- Born: Ahmed Ali 1842 Peshawar, Sikh Empire
- Died: 1937 (aged 94–95) Peshawar, North-West Frontier Province, British India
- Occupation: Sufi poet
- Known for: Hindko poetry

= Ahmad Ali Saayein =

Hindko Sufi poet (1842–1937)

Ahmad Ali Saayein (1842 – 1937) was a Sufi and a Hindko poet. He is regarded as a major literary figure of Hindko. He was a contemporary of the Urdu and Persian poet Muhammad Iqbal.
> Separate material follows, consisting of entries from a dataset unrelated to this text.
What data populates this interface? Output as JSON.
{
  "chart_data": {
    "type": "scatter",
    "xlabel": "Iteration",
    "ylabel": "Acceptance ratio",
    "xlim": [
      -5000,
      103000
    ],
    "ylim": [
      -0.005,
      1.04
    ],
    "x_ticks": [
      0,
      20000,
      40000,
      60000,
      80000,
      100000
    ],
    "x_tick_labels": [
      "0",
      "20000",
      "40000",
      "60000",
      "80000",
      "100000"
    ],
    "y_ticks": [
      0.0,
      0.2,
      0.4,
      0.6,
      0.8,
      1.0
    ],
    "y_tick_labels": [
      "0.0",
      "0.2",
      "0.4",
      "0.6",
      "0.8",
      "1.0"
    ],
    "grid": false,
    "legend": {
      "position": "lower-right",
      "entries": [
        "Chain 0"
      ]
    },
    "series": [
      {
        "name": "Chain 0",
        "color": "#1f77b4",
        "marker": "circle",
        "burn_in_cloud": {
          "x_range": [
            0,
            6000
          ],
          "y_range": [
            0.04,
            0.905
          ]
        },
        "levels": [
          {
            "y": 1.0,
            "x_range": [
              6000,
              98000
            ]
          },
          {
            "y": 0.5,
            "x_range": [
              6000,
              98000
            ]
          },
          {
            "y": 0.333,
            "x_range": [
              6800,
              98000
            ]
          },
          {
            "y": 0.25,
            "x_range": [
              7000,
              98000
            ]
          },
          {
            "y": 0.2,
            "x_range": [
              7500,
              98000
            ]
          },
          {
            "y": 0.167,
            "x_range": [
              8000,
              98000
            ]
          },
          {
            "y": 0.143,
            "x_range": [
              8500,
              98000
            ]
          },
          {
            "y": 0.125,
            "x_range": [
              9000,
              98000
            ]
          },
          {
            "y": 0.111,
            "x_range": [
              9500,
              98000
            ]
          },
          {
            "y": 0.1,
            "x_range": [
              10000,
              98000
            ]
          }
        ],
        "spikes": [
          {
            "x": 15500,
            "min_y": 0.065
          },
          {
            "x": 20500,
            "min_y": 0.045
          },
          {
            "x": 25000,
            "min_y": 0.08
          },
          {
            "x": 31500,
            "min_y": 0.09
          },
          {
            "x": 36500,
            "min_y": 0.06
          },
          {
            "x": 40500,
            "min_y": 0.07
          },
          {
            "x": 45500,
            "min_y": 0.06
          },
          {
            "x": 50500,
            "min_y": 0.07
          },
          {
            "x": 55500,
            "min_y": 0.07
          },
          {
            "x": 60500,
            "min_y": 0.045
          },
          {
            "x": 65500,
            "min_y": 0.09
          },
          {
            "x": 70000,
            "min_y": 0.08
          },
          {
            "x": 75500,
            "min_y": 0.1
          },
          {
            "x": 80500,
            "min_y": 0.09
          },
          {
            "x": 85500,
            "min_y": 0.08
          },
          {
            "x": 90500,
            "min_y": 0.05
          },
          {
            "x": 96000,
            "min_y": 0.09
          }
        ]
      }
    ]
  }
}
==Early life and education==
Born into a middle-class family in Peshawar in 1842, Saayein never had an opportunity for any formal school education. Facing financial hardships, he spent part of his life in Rawalpindi where he was accommodated by a friend.

==Career==
Saayein used to recite his poetry orally and none of his works was published during his lifetime. He was illiterate but possibly familiar with the poetry of great Persian poets like Hafiz Sheerazi and Sheikh Saadi, as one can see their influences on his poetic themes. He participated in numerous poetry circles, including the renowned literary event "Bazm-e-Sukhan", which brought together poets, writers, and critics in the early 20th century Peshawar. Besides Peshawar city, he also had a fan following in the Pothohari region owing to his stay in Rawalpindi. His oral poetry was compiled in book form titled "Ganjeena Saayien" by the Gandhara Hindko Board in 2018.

==Poetic style==
Saayein creates poetry primarily in the Hindko language, yet he can employ metaphors that had been used by Persian poets. He makes extensive use of Persian poets' common vocabulary, adjectives, ideas, metaphors, and allegories. His poetry reflects themes of Islamic mysticism and human values. Belief in classical monotheism is central to his poetic approach.

==Works==
- Ganjeena Saayein — Collected poetry

==Death==
Saayein died in 1937 in Peshawar. His burial place is located outside the Kohati Gate.